Ela perdeu o controle, ela estava perdida.
Depois de deixar Sophie na sala de cirurgia, Evan caminhava furioso até a sala do comandante da missão, Cristian "Darkness" Buckeman.
–Como você pode manda-las para morrer naquela ilha?! — Gritou Evan entrando sem bater na porta. Cristian bateu em sua mesa já prevendo que Reymonds iria questiona-lo, já sabendo que ele não seria o primeiro.
–Se eu dizer que não era minha intenção, você acredita? — Cristian levantou seus olhos e tentava convencer Evan.
–Você está de brincadeira? — `Perguntou Evan dando risada — Acha que eu não falei serio quando disse que NÃO ERA PRA MACHUCAR SOPHIE? — Evan segurou o pescoço de Cristian e o levantou até a parede. Em questão de músculos, Cristian perdia feio para Evan. Mesmo Evan sendo mais juvenil, os músculos havia sido produzido mais cedo do que era permitido, ele foi educado para ser uma arma de matar.
– Você acha que eu seria burro o suficiente para mandar os tesouros de Blue para a morte? Tente pensar, Evan. — Sussurrava Cristian sem desviar seus olhos de seu oponente.

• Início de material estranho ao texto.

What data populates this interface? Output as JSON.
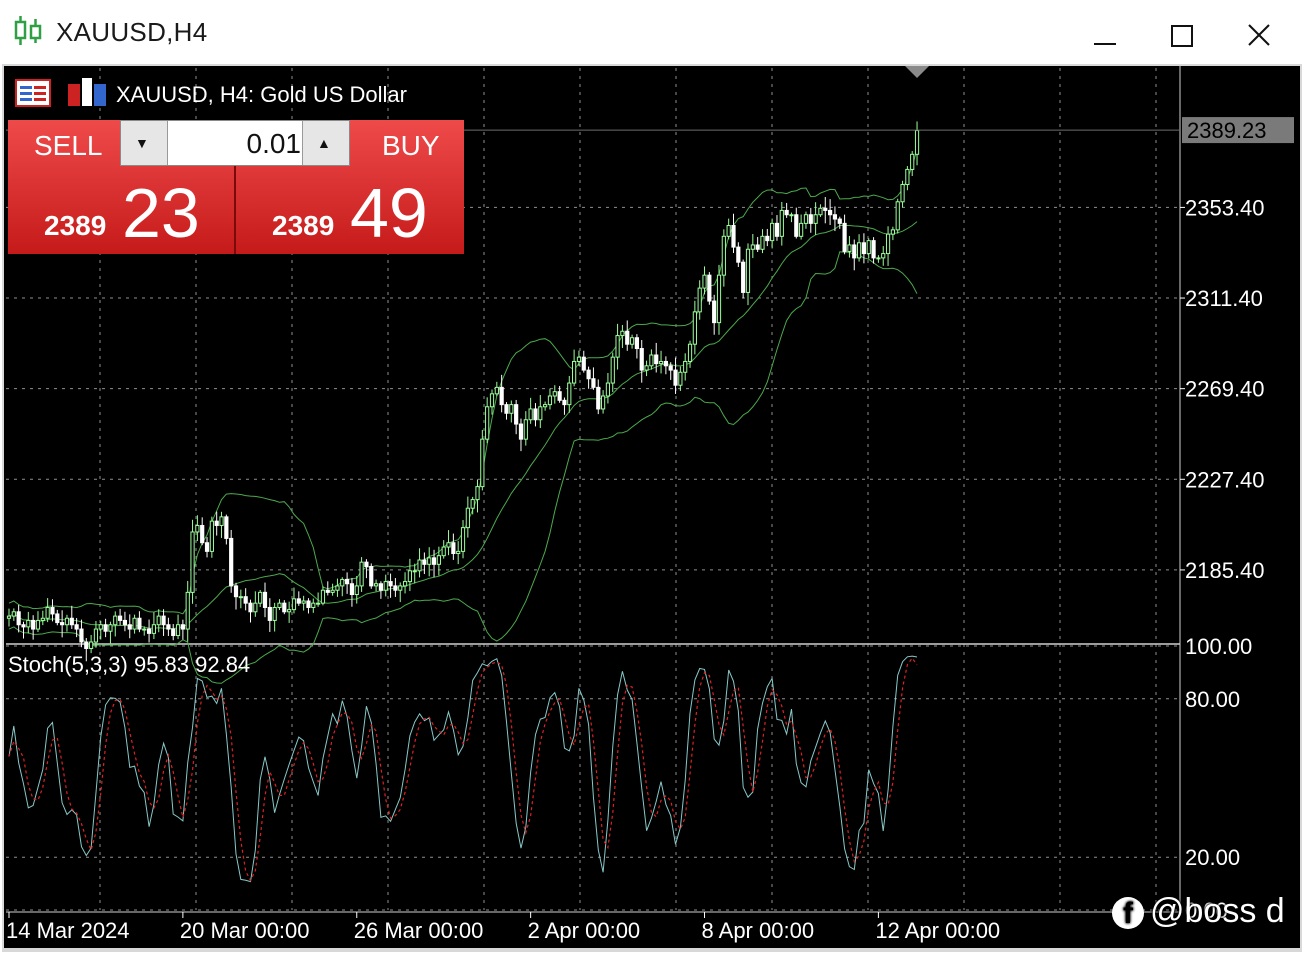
{
  "window": {
    "title": "XAUUSD,H4",
    "controls": {
      "minimize": "minimize-icon",
      "maximize": "maximize-icon",
      "close": "close-icon"
    }
  },
  "chart_header": {
    "description": "XAUUSD, H4:  Gold US Dollar",
    "icons": [
      "one-click-trading-icon",
      "symbol-properties-icon"
    ]
  },
  "trade_panel": {
    "sell_label": "SELL",
    "buy_label": "BUY",
    "volume": "0.01",
    "sell_price_prefix": "2389",
    "sell_price_big": "23",
    "buy_price_prefix": "2389",
    "buy_price_big": "49"
  },
  "colors": {
    "background": "#000000",
    "grid": "#c0c0c0",
    "bull_candle": "#9cff9c",
    "bear_candle": "#ffffff",
    "bollinger": "#4caa4c",
    "stoch_main": "#88c8c8",
    "stoch_signal": "#dd2222",
    "price_line": "#6e6e6e",
    "panel_red": "#d42222"
  },
  "chart_data": [
    {
      "type": "candlestick",
      "title": "XAUUSD, H4:  Gold US Dollar",
      "indicators": [
        "Bollinger Bands"
      ],
      "y_ticks": [
        "2353.40",
        "2311.40",
        "2269.40",
        "2227.40",
        "2185.40"
      ],
      "current_price_label": "2389.23",
      "current_price": 2389.23,
      "ylim": [
        2152,
        2418
      ],
      "x_ticks": [
        "14 Mar 2024",
        "20 Mar 00:00",
        "26 Mar 00:00",
        "2 Apr 00:00",
        "8 Apr 00:00",
        "12 Apr 00:00"
      ],
      "x_tick_index": [
        0,
        36,
        72,
        108,
        144,
        180
      ],
      "closes": [
        2164,
        2166,
        2160,
        2159,
        2162,
        2158,
        2162,
        2163,
        2168,
        2165,
        2161,
        2160,
        2163,
        2160,
        2158,
        2152,
        2149,
        2152,
        2158,
        2160,
        2157,
        2160,
        2164,
        2162,
        2160,
        2158,
        2163,
        2158,
        2158,
        2156,
        2160,
        2164,
        2160,
        2158,
        2155,
        2160,
        2158,
        2175,
        2203,
        2206,
        2198,
        2194,
        2208,
        2206,
        2210,
        2200,
        2178,
        2173,
        2173,
        2170,
        2166,
        2170,
        2175,
        2168,
        2162,
        2168,
        2170,
        2166,
        2167,
        2172,
        2170,
        2171,
        2168,
        2170,
        2170,
        2176,
        2175,
        2176,
        2178,
        2181,
        2179,
        2174,
        2178,
        2189,
        2187,
        2178,
        2179,
        2176,
        2180,
        2178,
        2176,
        2178,
        2180,
        2185,
        2185,
        2190,
        2188,
        2191,
        2188,
        2192,
        2196,
        2198,
        2193,
        2194,
        2205,
        2214,
        2218,
        2224,
        2246,
        2261,
        2267,
        2270,
        2262,
        2258,
        2262,
        2253,
        2246,
        2255,
        2260,
        2255,
        2261,
        2262,
        2266,
        2268,
        2264,
        2262,
        2272,
        2282,
        2284,
        2278,
        2274,
        2270,
        2260,
        2266,
        2272,
        2284,
        2294,
        2296,
        2290,
        2293,
        2288,
        2278,
        2280,
        2285,
        2281,
        2282,
        2280,
        2278,
        2271,
        2277,
        2282,
        2290,
        2305,
        2316,
        2322,
        2310,
        2300,
        2322,
        2340,
        2345,
        2335,
        2328,
        2314,
        2334,
        2336,
        2334,
        2340,
        2338,
        2346,
        2340,
        2352,
        2350,
        2350,
        2340,
        2346,
        2350,
        2346,
        2350,
        2353,
        2352,
        2350,
        2348,
        2346,
        2333,
        2336,
        2330,
        2337,
        2332,
        2338,
        2330,
        2330,
        2332,
        2341,
        2343,
        2356,
        2364,
        2371,
        2378,
        2389
      ],
      "candle_count": 190
    },
    {
      "type": "line",
      "title": "Stoch(5,3,3) 95.83 92.84",
      "series": [
        {
          "name": "main",
          "last_value": 95.83
        },
        {
          "name": "signal",
          "last_value": 92.84
        }
      ],
      "y_ticks": [
        "100.00",
        "80.00",
        "20.00",
        "0.00"
      ],
      "ylim": [
        0,
        100
      ]
    }
  ],
  "watermark": {
    "text": "@boss d",
    "icon": "facebook-icon"
  }
}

–Eu quero uma boa explicação para não fazer você em picadinhos e jantar seu coração. — Evan soltou Cristian e se sentou no seu lugar, dando uma de autoritário e mostrando que Cristian não poderia impedir de que ele fizesse o que quisesse. Infelizmente, Evan estava no controle.
–Eu as mandei buscar o arquivo que Blue queria de volta, era uma missão simples. Não sabíamos que a ilha ainda era protegida, nem da importância daqueles arquivos. Só soube que elas estavam sendo atacadas quando Katerina emitiu o sinal de perigo, porem não tínhamos como ajuda-las a tempo. Eu não machucaria nenhum fio de cabelo dessas garotas, ainda mais Sophie. — Evan sabia que cada palavra de Cristian era mentira, ele mesmo usava essa desculpa quando fracassava sobre uma ordem de seu chefe.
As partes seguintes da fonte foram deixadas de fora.